Ces jours de repos sont dénommés JNT (Jour de Non-Travail).
Il s’obtient en déduisant du nombre de jours calendaires de l'année 365 :
Le nombre de samedi et de dimanche (104) ;
Les jours fériés chômés (11) ;
Les 25 jours ouvrés de congés légaux annuels ;
Le forfait jour défini ci-avant incluant la journée de solidarité 210.
365 – (104 + 11 + 25 + 210) = 15 jours
Les jours de repos liés au forfait doivent avoir été pris au cours de la période de référence, ils ne peuvent pas être reportés ni être indemnisés.
Il ne peut pas être renoncé à ces jours de repos sauf en cas dans le cadre de la procédure de dons de jours applicable au sein de la FFBS.
Nombre de journées de travail pour les salariés dépendant de la CCN 66
L’application d’une convention de forfait en jours ouvre au salarié le bénéfice de jours de repos s’ajoutant aux repos hebdomadaires, congés payés légaux, congés conventionnels et jours fériés.
Ces jours de repos sont dénommés JNT (Jour de Non-Travail) sont au nombre de 15.
Les jours de repos liés au forfait doivent avoir été pris au cours de la période de référence, ils ne peuvent pas être reportés ni être indemnisés.
Il ne peut pas être renoncé à ces jours de repos sauf en cas dans le cadre de la procédure de dons de jours applicable au sein de la FFBS.
Pour les salariés dépendant de la CCN 66 et ayant droit aux congés trimestriels (tel que rappelé ci-avant), ces jours de repos JNT se cumulent avec les congés trimestriels.
Incidence de divers évènements sur le nombre de jours travaillés prévus dans la convention de forfait :
Les absences spécifiques (art. L 3121-50 du Code du Travail), les absences rémunérées et non rémunérées
Les salariés en forfait jours ont l’interdiction de récupérer les jours d’absences, hormis les dérogations légales strictement énumérées à l’article L. 3121-50 du Code du travail.

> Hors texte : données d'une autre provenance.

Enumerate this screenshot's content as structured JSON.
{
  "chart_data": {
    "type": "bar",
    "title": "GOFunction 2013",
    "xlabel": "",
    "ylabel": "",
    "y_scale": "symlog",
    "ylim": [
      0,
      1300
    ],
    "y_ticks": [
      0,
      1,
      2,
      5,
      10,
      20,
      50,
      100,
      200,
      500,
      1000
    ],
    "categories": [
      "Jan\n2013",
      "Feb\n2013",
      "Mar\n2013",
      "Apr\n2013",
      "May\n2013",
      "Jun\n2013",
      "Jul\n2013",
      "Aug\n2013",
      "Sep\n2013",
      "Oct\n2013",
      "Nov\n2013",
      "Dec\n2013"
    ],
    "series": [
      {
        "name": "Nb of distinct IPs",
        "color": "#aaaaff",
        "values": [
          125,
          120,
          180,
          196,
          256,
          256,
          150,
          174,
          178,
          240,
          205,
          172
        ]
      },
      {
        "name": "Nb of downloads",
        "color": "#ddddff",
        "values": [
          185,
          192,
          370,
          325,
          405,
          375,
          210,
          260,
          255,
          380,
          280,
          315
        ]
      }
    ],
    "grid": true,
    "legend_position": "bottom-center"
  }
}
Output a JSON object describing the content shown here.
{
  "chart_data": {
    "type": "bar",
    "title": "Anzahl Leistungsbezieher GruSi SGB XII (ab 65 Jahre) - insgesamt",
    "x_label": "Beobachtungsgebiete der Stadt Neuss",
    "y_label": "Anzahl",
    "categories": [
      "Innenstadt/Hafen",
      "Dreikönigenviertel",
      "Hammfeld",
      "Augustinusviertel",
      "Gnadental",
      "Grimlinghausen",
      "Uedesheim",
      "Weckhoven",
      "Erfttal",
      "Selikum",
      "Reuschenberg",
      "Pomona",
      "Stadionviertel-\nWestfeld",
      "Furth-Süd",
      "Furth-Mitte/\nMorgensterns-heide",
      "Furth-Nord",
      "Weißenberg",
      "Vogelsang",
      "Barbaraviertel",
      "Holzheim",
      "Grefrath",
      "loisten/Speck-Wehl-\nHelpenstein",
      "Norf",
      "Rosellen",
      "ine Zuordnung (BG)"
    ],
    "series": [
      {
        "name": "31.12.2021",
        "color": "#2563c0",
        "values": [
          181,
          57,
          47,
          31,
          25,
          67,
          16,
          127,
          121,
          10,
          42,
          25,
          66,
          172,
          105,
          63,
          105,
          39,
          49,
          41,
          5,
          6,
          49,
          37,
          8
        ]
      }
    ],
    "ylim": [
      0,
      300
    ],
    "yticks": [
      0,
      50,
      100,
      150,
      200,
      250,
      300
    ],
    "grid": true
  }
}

En conséquence, il convient d’opérer une distinction entre les types d’absence suivants :
Les absences entrant dans le cadre de l’article L. 3121-50 du Code du travail qui prévoit la récupération des heures perdues pour l’un des motifs énumérés (intempéries, force majeure, inventaire, chômage d’un jour ou deux jours ouvrables compris entre un jour férié et un jour de repos hebdomadaire ou d’un jour précédant les congés annuels), sont sans incidence sur le plafond dans la mesure où le Code du travail autorise la récupération.
Exemple : Un jour d’absence pour force majeure par exemple ne sera pas considéré comme un jour travaillé au regard du décompte du nombre de jours travaillés dans l’année. Un salarié en convention de forfait annuel de 210 jours, absent 1 journée pour cause de force majeure, devra donc tout de même travailler 210 jours sur l’année considérée.
Les autres absences rémunérées comme la maladie, la maternité, l’accident du travail ou la maladie professionnelle, les congés payés pour événements familiaux, les absences pour enfants malades ou les congés d’assiduité sont à déduire du plafond des jours travaillés compte tenu du fait que la récupération est interdite dans ces cas.
Exemple : Un jour de maladie ne sera pas considéré comme un jour non travaillé au regard du décompte du nombre de jours travaillés dans l’année. Un salarié en convention de forfait annuel de 210 jours, malade 1 journée, devra donc travailler au maximum 209 jours sur l’année considérée (210 – 1 jour de maladie).
Les autres absences non rémunérées sont à déduire du plafond des jours travaillés.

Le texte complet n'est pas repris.